A principios del año 1632 Galileo publica en la ciudad de Florencia el libro que cambiaría su vida para siempre. Titulado “Diálogos sobre los dos máximos sistemas del mundo”, la obra aborda un debate imaginario entre Salviati, un defensor del heliocentrismo, y un geocentrista llamado Simplicio, a quien Galileo le atribuye escasas virtudes intelectuales. El ensayo obtuvo un rápido éxito en las principales ciudades de Italia, hecho que motivó la reacción de las principales autoridades del Vaticano.

El primer inquisidor de Galileo fue el obispo jesuita Roberto Belarmino (1542-1621). Profesor de Astronomía en la Universidad de Lovaina, este alto prelado católico fue uno de los más destacados protagonistas de la llamada Contrarreforma. En 1598 se hizo cargo del proceso de condena e incineración en la hoguera contra Giordano Bruno por contradecir las creencias eclesiásticas sobre el universo.

En abril de 1633 Galileo, al borde de los 70 años, compareció ante el Santo Oficio de la Inquisición, un organismo que había sido creado por el Papa Paulo III en 1542 en medio de la disputa entre el catolicismo y el protestantismo. Su objetivo central fue perseguir a individuos y organizaciones sociales contrarios al dogma de la Iglesia. También se encargó de censurar los textos que a su criterio ofendían la fe y la doctrina católica.

Un mes después Galileo fue obligado por el Papa Urbano VIII a abjurar de rodillas de su defensa de la teoría heliocéntrica. El titular del Vaticano mantenía una larga amistad con el científico y ordenó que Galileo continuara en libertad mientras se desarrollaba el proceso inquisitivo en su contra. Los teólogos cercanos al Papa pretendían que Galileo, a quien consideraban un hereje, afirmara públicamente que el sistema por él sostenido hasta ese mismo momento no era más que un conjunto de hipótesis matemáticas carentes de confirmación científica.

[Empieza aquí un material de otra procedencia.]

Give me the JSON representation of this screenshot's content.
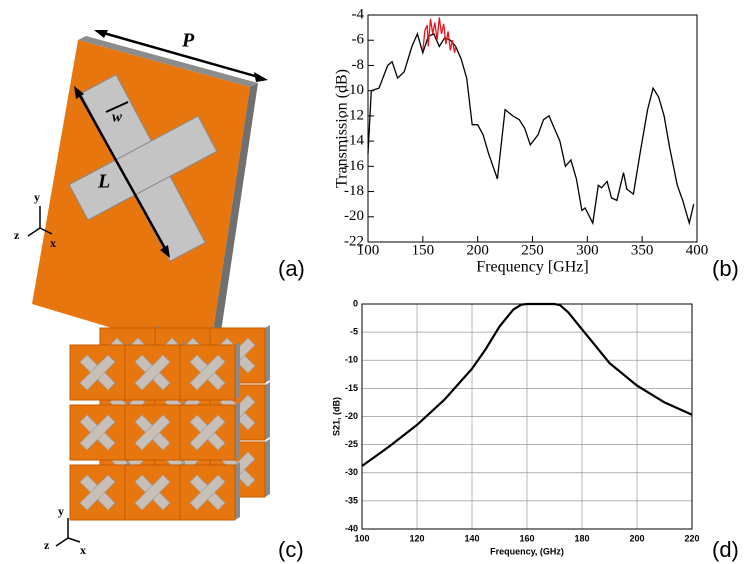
{
  "figure": {
    "panel_labels": [
      "(a)",
      "(b)",
      "(c)",
      "(d)"
    ],
    "dimension_labels": {
      "P": "P",
      "L": "L",
      "w": "w"
    },
    "axes_labels_a": [
      "y",
      "z",
      "x"
    ],
    "axes_labels_c": [
      "y",
      "z",
      "x"
    ]
  },
  "chart_data": [
    {
      "type": "line",
      "xlabel": "Frequency [GHz]",
      "ylabel": "Transmission (dB)",
      "xlim": [
        100,
        400
      ],
      "ylim": [
        -22,
        -4
      ],
      "xticks": [
        100,
        150,
        200,
        250,
        300,
        350,
        400
      ],
      "yticks": [
        -4,
        -6,
        -8,
        -10,
        -12,
        -14,
        -16,
        -18,
        -20,
        -22
      ],
      "grid": false,
      "series": [
        {
          "color": "#000000",
          "x": [
            100,
            103,
            110,
            118,
            122,
            127,
            133,
            140,
            145,
            150,
            155,
            160,
            165,
            170,
            175,
            180,
            185,
            190,
            195,
            200,
            205,
            210,
            218,
            225,
            232,
            238,
            243,
            248,
            255,
            260,
            265,
            270,
            275,
            280,
            285,
            290,
            295,
            298,
            305,
            310,
            313,
            318,
            322,
            327,
            333,
            336,
            342,
            348,
            355,
            360,
            365,
            370,
            375,
            382,
            387,
            393,
            397
          ],
          "values": [
            -15,
            -10,
            -9.8,
            -8,
            -7.7,
            -9,
            -8.5,
            -6.5,
            -5.5,
            -7,
            -5.7,
            -5.5,
            -6.5,
            -5.8,
            -6,
            -6.5,
            -7.5,
            -9,
            -12.7,
            -12.7,
            -13.5,
            -15,
            -17,
            -11.5,
            -12,
            -12.3,
            -13,
            -14.3,
            -13.5,
            -12.3,
            -12,
            -13,
            -14,
            -16,
            -15.5,
            -17,
            -19.5,
            -19.3,
            -20.5,
            -17.5,
            -17.7,
            -17.2,
            -18.5,
            -18.7,
            -16.5,
            -17.8,
            -18.2,
            -15,
            -11.5,
            -9.8,
            -10.5,
            -12,
            -14.5,
            -17.5,
            -18.7,
            -20.5,
            -19
          ]
        },
        {
          "color": "#e8141c",
          "x": [
            150,
            152,
            154,
            155,
            157,
            159,
            161,
            163,
            165,
            167,
            169,
            171,
            173,
            175,
            177,
            179,
            180
          ],
          "values": [
            -6.8,
            -5.2,
            -4.8,
            -6.5,
            -4.3,
            -5.5,
            -4.6,
            -6,
            -4.2,
            -5.5,
            -4.7,
            -6.3,
            -5.3,
            -6.8,
            -6,
            -7,
            -6.5
          ]
        }
      ]
    },
    {
      "type": "line",
      "xlabel": "Frequency, (GHz)",
      "ylabel": "S21, (dB)",
      "xlim": [
        100,
        220
      ],
      "ylim": [
        -40,
        0
      ],
      "xticks": [
        100,
        120,
        140,
        160,
        180,
        200,
        220
      ],
      "yticks": [
        0,
        -5,
        -10,
        -15,
        -20,
        -25,
        -30,
        -35,
        -40
      ],
      "grid": true,
      "series": [
        {
          "color": "#000000",
          "x": [
            100,
            110,
            120,
            130,
            140,
            145,
            150,
            155,
            158,
            160,
            170,
            172,
            175,
            180,
            185,
            190,
            200,
            210,
            220
          ],
          "values": [
            -28.8,
            -25.3,
            -21.5,
            -17,
            -11.5,
            -8,
            -4,
            -1,
            -0.1,
            0,
            0,
            -0.2,
            -1.5,
            -4.5,
            -7.5,
            -10.5,
            -14.5,
            -17.5,
            -19.7
          ]
        }
      ]
    }
  ]
}
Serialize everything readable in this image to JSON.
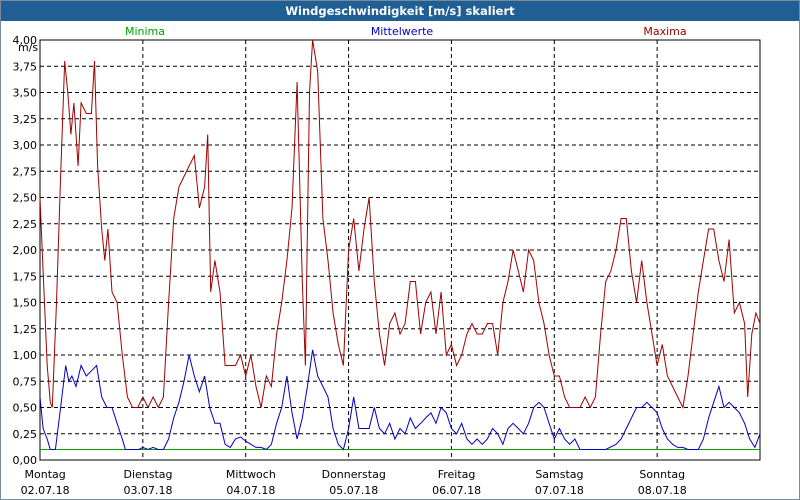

El 22 de junio de 1633 Galileo escuchó la lectura de la sentencia firmada por 7 de los 10 Cardenales del Santo Oficio que lo condenó a prisión. Al finalizar la misma, abjuró de su opinión acerca del movimiento de la Tierra. El texto de su arrepentimiento incluía frases del tenor, “maldigo y detesto los mencionados errores y herejías”. A los pocos días la pena de prisión le fue conmutada por decisión papal, siendo trasladado primero a una residencia en la romana Villa Medici; y después, al palacio de su amigo, el arzobispo de Siena.

La condena la cumplió en su casa de las afueras de Florencia, donde vivió y trabajó hasta su muerte en enero de 1642, en compañía de su hijo Vincenzo, y sus discípulos Vincenzo Viviani y Evangelista Torricelli, el inventor del barómetro. Por esas casualidades (o causalidades) de la historia, Stephen Hawking nació el 8 de enero de 1942, el mismo día que se cumplían 300 años de la muerte de Galileo, uno de sus ídolos. En enero de 1643 nacía Isaac Newton, creador de la ley de gravitación universal.